In a search of answers, he absorbed the work of writers thoughtful on engineers and engineering: Henry Petroski’s stunning The Pencil: A History of Design and Circumstance, Samuel Florman’s revealing The Existential Pleasures of Engineering, and an early version of Billy Vaughn Koen’s audacious Discussion of the Method — audacious because he claims the engineering method is the universal method, the way to all knowledge. Buttressed by these foundations, as he neared his tenth year as an engineering professor, he focused his career on explaining engineering to the public, to reveal the dazzling creativity of engineers.
 
For nearly a decade he broadcast commentaries on public radio. To succeed in radio, he fused the intellectual inheritance from his parents. His mother, trained as a botanist, delighted in revealing to him and his siblings the natural world.

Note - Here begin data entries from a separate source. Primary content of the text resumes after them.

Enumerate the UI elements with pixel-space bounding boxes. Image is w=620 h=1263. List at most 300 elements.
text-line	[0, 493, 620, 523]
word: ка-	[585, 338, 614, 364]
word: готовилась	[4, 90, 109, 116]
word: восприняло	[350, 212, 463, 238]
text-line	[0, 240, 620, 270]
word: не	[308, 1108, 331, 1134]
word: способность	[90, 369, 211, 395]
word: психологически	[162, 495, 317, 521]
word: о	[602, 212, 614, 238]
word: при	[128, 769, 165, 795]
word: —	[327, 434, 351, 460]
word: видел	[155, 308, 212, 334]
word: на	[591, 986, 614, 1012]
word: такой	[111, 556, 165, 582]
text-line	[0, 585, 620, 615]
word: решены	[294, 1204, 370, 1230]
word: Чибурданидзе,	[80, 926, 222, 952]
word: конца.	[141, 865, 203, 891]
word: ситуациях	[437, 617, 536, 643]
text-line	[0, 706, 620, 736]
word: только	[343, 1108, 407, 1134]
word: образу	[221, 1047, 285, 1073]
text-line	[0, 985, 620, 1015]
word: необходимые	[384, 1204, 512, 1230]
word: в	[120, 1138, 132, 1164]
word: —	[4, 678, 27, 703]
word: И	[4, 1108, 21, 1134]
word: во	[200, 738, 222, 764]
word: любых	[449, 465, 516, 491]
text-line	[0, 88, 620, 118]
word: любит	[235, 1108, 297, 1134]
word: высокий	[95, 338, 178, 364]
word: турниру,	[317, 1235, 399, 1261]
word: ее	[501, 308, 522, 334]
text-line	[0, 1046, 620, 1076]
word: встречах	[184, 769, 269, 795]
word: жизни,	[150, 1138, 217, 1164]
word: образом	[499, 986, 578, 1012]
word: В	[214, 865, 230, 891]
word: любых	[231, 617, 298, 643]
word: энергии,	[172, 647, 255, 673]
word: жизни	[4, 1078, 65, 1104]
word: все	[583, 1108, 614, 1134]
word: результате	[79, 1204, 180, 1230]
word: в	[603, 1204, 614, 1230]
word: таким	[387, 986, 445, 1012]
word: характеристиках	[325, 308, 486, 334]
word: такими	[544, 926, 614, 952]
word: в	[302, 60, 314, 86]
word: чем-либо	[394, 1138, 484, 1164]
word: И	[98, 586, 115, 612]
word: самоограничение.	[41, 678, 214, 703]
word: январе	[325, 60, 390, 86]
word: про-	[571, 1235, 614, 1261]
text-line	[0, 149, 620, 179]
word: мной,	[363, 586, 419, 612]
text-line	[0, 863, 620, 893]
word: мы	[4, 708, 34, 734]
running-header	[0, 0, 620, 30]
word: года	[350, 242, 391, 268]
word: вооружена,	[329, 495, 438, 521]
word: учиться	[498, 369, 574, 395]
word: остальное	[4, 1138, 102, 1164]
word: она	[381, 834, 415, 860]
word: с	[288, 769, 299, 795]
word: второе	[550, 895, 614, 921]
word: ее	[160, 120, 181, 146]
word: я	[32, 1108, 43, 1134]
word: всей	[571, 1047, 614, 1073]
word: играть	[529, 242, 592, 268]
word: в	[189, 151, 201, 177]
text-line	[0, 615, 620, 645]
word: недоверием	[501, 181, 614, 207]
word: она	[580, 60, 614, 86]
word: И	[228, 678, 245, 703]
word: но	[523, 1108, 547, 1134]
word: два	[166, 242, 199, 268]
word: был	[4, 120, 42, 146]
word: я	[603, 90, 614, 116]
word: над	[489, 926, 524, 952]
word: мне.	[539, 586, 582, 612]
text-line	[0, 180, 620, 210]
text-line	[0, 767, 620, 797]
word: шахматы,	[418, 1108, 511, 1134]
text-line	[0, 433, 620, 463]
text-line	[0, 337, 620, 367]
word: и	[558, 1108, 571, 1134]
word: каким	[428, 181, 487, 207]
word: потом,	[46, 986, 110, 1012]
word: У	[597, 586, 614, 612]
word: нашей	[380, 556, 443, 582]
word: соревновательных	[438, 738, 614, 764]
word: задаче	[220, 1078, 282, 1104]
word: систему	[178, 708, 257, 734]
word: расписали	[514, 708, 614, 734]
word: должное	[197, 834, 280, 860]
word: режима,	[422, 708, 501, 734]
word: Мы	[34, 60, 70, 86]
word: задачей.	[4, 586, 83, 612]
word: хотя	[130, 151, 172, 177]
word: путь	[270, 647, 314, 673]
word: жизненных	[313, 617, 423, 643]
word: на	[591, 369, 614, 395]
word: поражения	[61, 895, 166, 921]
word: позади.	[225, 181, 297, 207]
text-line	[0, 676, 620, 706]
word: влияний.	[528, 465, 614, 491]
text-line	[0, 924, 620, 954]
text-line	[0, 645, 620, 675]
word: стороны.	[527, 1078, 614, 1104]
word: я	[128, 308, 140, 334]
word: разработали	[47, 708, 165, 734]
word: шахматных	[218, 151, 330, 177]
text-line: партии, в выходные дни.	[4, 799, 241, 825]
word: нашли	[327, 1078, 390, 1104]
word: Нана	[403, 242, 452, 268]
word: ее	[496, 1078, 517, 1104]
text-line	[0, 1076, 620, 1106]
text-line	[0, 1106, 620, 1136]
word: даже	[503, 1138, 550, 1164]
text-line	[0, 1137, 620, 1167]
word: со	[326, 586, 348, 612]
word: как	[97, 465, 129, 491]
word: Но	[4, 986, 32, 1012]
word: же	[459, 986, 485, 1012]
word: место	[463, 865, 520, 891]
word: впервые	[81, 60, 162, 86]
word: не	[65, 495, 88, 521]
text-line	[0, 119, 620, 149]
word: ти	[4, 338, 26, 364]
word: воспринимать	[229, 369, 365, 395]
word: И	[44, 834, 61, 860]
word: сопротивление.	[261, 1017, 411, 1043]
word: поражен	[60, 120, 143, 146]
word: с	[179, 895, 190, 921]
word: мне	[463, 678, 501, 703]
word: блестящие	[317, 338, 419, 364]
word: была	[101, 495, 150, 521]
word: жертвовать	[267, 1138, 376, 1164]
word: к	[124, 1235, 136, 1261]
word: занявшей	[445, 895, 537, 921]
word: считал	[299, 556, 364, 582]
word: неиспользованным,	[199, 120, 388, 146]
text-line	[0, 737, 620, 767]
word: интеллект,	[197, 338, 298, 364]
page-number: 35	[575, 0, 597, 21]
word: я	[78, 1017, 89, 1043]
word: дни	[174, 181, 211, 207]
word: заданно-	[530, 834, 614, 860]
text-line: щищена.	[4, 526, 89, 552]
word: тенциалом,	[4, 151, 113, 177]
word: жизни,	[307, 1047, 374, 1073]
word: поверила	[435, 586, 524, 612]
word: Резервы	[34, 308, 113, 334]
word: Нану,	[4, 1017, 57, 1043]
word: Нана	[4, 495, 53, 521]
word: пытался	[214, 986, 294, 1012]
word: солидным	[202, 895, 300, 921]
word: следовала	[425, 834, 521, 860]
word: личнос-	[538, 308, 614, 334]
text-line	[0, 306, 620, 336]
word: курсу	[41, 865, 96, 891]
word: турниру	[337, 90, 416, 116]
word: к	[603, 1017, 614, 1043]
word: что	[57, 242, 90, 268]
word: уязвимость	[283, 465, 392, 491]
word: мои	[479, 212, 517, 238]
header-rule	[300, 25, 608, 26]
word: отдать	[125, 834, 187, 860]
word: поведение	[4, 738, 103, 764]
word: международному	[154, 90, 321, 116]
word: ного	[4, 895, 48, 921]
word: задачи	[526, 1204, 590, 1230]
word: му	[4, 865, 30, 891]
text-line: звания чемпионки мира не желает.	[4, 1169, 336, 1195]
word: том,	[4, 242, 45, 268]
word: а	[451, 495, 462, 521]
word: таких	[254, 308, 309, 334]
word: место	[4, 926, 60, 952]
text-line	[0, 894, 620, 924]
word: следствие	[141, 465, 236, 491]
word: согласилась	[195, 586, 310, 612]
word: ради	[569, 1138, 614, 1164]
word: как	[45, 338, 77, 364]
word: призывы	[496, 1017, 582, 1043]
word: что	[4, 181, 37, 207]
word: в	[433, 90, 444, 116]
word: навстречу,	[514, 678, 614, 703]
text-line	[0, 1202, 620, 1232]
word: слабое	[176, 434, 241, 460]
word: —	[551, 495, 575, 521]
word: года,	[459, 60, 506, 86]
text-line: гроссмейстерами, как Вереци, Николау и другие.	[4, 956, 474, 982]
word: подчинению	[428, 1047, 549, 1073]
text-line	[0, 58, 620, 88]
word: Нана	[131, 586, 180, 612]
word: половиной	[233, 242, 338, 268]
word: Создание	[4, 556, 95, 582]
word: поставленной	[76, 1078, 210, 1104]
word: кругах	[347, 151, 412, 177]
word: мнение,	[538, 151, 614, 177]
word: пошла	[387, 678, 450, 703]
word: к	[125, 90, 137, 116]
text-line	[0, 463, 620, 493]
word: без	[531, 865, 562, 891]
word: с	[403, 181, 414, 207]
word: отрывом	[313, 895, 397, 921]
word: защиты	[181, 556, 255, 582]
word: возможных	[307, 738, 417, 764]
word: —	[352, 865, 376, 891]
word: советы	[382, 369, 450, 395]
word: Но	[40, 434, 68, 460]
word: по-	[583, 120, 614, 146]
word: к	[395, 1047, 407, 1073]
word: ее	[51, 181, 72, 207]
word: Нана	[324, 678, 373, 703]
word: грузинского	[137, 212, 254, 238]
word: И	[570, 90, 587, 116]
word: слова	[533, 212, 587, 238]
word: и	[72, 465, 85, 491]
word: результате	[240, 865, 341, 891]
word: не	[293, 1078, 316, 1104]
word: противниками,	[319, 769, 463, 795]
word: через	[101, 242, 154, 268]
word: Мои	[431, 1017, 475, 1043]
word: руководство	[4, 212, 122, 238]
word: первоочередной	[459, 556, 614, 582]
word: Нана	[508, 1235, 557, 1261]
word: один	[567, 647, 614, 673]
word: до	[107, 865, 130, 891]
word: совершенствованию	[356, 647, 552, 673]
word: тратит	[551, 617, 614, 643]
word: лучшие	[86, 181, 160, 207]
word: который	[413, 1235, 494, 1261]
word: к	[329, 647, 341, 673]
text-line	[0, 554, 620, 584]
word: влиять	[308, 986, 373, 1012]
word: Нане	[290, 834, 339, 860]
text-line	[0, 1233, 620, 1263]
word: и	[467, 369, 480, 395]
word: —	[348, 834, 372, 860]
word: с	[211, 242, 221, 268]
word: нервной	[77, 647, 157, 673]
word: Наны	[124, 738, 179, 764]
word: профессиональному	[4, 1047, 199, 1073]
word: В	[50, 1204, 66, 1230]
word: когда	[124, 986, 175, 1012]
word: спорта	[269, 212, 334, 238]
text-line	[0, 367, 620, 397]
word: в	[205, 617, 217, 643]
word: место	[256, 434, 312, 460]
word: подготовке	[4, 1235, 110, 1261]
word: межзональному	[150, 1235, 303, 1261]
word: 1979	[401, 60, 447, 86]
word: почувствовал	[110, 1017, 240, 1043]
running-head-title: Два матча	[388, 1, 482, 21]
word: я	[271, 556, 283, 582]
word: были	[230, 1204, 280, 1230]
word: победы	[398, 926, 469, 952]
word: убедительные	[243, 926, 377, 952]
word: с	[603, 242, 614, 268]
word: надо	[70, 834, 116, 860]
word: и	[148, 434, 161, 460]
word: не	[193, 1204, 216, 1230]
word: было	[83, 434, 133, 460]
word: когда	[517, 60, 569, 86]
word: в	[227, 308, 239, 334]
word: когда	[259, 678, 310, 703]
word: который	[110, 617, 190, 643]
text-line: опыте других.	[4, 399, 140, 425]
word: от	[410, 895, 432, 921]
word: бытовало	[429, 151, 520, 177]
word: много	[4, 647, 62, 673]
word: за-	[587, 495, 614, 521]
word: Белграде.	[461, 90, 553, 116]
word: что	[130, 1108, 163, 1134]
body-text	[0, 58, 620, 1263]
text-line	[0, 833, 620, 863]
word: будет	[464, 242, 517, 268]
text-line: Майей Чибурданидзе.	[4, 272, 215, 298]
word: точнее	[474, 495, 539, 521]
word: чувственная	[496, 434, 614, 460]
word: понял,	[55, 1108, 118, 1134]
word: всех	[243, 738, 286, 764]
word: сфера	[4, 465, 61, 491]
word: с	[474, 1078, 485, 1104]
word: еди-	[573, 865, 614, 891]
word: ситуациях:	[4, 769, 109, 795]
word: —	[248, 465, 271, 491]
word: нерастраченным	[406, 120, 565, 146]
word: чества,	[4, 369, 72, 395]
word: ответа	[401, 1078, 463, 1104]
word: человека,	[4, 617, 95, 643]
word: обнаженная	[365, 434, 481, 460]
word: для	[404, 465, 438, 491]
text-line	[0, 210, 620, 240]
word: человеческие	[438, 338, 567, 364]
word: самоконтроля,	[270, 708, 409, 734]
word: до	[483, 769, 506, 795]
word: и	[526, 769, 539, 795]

On walks through the nearby woods, she identified trees, plants, and animals, which transformed what was to Bill a brown and green patch of land into an evolving, dynamic ecosystem filled with hidden treasures and delights — an analog for revealing the hidden world of engineers. Bill combined his mother’s powerful example of explanation with his father’s passion: theater. His greatest impact on Bill was highlighting that to create something for public consumption you must hone your craft. A vivid childhood memory is of him preparing for a play. He would lay out a sheet of white paper on which was carefully sketched an overhead view of the set, then, using pennies and dimes to represent the actors he would work out in detail the “blocking,” the movements of the actors. The attention to craft is apparent in Bill’s work:  the clear shaping of a message, the camera shot that tells, the image that reveals, the words that clarify and enlighten. 
 
On a leave of absence in 2005, Bill worked as a senior science advisor at the State Department in Washington, DC., where he spent his free time learning about what was then called “new” — what anyone born in the twenty-first century elides to just “media.” While in DC he learned the essential, disruptive principles undergirding these new technologies: that now an individual has the means of production. In the past, to film would have cost $100,000, but was now so cheap that the only real cost was time. And the new revolution swept aside gatekeepers that controlled distribution — at television networks, radio stations, and theaters — to one where anyone could broadcast.
 
Understanding this foundation, Bill, on returning to the University of Illinois, moved into video production. He created a successful YouTube channel that has reached millions of viewers. Through his videos he has celebrated the often unheralded, often hidden intellectual triumphs of engineers who create the world around us. The videos demonstrate to the public that engineering is a creative profession, one that surpasses all other human endeavors as a demonstration of the supreme suppleness of the human mind.